Thoughts on Jeff Weiner’s “Pay No Attention to the Stock” Message

From everything I’ve heard for a long time, Jeff Weiner is a wonderful guy and great CEO.  In addition, LinkedIn is certainly a great company, so please don’t view this post as dissing either Jeff or the company.

I will say, however, that I found media coverage of Jeff’s now famous all-hands speech after the stock fell nearly 50% in a day (and the company lost $11B in market cap) to both be rather fawning and to miss one absolutely critical point.

Here’s the video:

http://www.slideshare.net/linkedin/jeff-at-company-all-hands

 

What Jeff Got Right

  • He faced the issue directly.
  • He communicated quickly.  (Conveniently they seem to have biweekly all-hands meetings already in place which made that easier.)
  • He made good arguments (e.g., this happens in public markets; we are the same company we were yesterday, with the same vision and the same team; we are well positioned against macro trends)
  • He spoke with great delivery and articulation
  • He was authentic and sincere

What the Media Missed
Jeff’s basic message — when you strip to the core — is “ignore the stock price.”  This is absolutely the right message.  Markets are fickle, stocks go up and down seemingly without reason, markets over-correct punishing errors severely (particularly for companies price-for-perfection liked LinkedIn) — having worked at several public companies and often with insider status, I can assure you that (1) daily fluctuations are usually inexplicable from the inside and (2) employees will go crazy if they pin their emotions to the ups and downs of the stock market.  So the best advice is:  ignore it.

However, the place where most CEOs fail is that they only want to ignore the stock price when it goes down.  You can’t send emails celebrating* a big uptick, have a party when you break $50/share, or anything like that and then have an ounce of credibility when delivering the message that Jeff so successfully did.

I know Jeff Weiner is very smart, so I’m guessing that LinkedIn never put employee focus on the stock price on the way up, so Jeff’s message is credible on the way down.

But the question isn’t how beautifully your CEO can say “ignore the 50% drop in the stock price” the day after the stock goes down.  The question is what the CEO says and how he or she behaves on the way up.

# # #

* I’m OK with celebrating IPOs as long as you celebrate liquidity and not the day-one stock uptick.  One way to see the day-one uptick is the amount of value left on the table that the company did not capture for itself in the IPO pricing process.  Some of that is normal and part of the process; too much of that is, well, nothing to celebrate.

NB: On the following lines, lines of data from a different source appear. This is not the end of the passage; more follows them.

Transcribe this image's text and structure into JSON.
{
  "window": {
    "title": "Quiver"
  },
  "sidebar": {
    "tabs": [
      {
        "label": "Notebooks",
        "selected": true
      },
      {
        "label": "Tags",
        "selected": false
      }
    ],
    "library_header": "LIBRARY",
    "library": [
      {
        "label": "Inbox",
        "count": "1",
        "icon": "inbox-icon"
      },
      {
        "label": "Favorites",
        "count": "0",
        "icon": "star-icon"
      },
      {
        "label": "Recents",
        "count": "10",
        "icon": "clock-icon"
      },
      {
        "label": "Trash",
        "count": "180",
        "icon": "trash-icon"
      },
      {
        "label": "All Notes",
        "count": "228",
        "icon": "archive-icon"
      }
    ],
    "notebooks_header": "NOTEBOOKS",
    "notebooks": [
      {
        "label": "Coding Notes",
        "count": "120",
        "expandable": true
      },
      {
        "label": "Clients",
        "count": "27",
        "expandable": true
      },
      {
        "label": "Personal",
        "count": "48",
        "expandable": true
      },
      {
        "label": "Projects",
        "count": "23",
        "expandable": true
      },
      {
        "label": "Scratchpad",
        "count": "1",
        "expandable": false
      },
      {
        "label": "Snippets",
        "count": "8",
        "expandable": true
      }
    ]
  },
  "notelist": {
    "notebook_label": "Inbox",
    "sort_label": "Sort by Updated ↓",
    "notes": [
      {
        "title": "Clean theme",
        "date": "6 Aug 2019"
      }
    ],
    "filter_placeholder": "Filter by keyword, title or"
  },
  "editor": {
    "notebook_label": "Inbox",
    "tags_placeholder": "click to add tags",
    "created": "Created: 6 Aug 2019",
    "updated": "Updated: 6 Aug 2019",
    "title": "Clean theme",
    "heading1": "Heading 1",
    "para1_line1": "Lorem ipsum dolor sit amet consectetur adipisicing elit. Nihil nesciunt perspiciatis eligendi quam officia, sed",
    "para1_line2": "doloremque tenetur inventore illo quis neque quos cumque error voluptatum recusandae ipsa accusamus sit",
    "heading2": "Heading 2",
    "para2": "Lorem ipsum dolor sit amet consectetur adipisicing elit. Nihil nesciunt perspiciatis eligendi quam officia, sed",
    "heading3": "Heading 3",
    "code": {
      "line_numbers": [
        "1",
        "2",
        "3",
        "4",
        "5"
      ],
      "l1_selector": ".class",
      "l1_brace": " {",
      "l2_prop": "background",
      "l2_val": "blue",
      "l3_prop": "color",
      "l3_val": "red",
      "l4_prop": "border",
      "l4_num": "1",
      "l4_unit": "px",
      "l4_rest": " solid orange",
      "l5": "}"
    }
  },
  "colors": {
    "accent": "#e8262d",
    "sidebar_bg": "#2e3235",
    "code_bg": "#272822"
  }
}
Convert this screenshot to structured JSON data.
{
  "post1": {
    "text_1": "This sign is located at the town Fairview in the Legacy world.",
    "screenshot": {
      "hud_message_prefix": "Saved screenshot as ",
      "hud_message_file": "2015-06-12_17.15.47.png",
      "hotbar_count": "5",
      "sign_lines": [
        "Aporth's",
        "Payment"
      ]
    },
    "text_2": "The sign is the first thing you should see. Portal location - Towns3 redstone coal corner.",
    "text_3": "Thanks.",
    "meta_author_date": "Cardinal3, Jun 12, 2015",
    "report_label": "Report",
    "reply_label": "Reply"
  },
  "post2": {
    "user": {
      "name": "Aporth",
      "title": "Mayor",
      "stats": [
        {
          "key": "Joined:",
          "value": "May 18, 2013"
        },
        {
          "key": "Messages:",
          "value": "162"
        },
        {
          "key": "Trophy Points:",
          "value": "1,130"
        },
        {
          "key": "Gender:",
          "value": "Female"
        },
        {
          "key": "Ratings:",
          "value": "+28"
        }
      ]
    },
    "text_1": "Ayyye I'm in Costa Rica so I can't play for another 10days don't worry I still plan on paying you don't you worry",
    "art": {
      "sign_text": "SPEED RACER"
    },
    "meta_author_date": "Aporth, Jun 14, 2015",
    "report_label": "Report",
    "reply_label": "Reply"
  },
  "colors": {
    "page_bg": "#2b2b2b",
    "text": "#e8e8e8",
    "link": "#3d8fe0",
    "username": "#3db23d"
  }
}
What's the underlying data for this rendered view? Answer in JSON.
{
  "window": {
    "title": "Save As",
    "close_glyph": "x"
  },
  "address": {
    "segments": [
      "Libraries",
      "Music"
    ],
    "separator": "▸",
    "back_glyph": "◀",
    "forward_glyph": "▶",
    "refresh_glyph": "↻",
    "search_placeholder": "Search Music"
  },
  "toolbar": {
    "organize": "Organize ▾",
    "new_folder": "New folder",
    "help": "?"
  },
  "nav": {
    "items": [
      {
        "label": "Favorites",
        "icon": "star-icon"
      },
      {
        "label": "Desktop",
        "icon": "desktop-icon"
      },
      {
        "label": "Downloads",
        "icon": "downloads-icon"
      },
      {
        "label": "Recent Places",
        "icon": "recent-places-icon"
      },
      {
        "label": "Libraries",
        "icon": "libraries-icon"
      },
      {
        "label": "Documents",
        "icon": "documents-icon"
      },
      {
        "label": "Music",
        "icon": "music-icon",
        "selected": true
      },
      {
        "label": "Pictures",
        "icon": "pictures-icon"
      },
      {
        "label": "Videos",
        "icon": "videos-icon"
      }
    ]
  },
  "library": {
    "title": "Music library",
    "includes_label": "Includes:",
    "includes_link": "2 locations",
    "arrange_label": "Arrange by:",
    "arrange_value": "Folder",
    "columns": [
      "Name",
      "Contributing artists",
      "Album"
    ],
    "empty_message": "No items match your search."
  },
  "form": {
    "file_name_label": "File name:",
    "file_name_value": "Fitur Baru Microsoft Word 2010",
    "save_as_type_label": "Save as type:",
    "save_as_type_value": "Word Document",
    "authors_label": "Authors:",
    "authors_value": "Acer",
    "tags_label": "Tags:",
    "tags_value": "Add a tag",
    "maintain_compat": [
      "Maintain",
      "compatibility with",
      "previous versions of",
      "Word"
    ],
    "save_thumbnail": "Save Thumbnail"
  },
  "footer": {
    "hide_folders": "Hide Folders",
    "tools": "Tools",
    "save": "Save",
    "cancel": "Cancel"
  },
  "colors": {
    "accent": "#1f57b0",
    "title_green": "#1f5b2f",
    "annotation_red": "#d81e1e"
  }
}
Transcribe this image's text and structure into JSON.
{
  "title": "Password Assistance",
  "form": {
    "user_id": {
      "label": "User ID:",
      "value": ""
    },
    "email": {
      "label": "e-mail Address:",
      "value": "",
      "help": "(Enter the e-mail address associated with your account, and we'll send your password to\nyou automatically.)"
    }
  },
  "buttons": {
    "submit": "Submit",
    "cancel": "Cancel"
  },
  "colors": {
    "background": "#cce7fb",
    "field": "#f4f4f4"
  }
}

One response to “Thoughts on Jeff Weiner’s “Pay No Attention to the Stock” Message

  1. One could make the argument that a company shouldn’t care about the price of the stock after an IPO. The company got what it needed when it issued shares (i.e., cash). As a shareholder, you want the company doing the right thing, but the company’s employees should not be making business decisions to affect share price. Of course, if a company issues shares after the IPO, then it would care about the price, but then the company is choosing to go to public market for additional capital versus issuing bonds or other debt.